Acme Feed and Seed is one of many bars and venues in Nashville's tourism district that have installed ONEbox overdose reversal kits.
It’s debatable which part of the city provokes the most “Nashville has changed” comments, but Lower Broadway is in the running.
Lauren Morales has been working in the district since she started pouring tea and lemonade for her dad’s catering business in 1986. That became TomKats Hospitality, with Morales serving as its COO. The company opened Acme Feed and Seed — named for a farm supply store that operated in the building for decades — in 2014.

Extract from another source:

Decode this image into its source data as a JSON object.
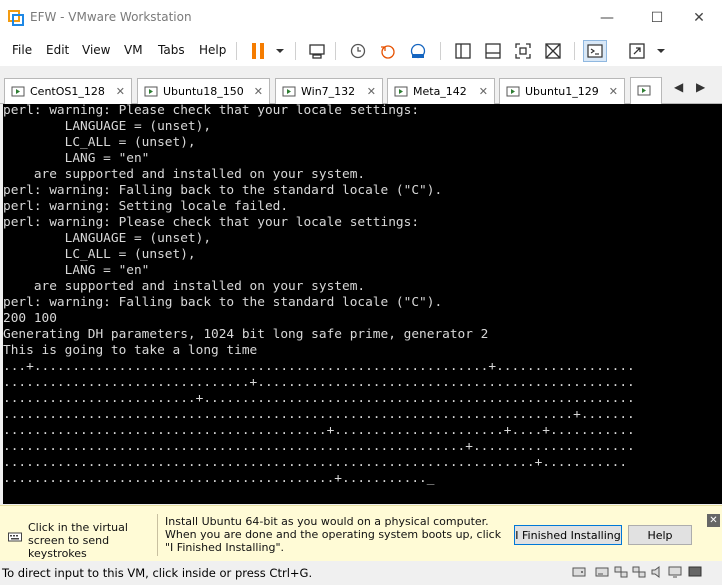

“I think there were only maybe a dozen bars on Broadway,” she said. “And then it was already changing so fast, and then the pandemic really accelerated it. We attracted a lot of tourists during that post-get-out-of-the-house time.”
The city’s tourism industry has exploded since then, and it now draws about 17 million people annually.
Over the same period, the overdose rate continued growing across Tennessee. The state ranks only behind West Virginia and Washington, D.C., for fatal overdose rates according to 2022 data from the Centers for Disease Control and Prevention, and the city sees thousands of nonfatal overdoses every year.
“Everyone has some awareness of the opioid issue,” Morales said. “Obviously, there is a link between partying and having fun, and the potential for a mistake. When we saw there was a way that we could safely participate in the solution, I mean, immediately, we wanted to.”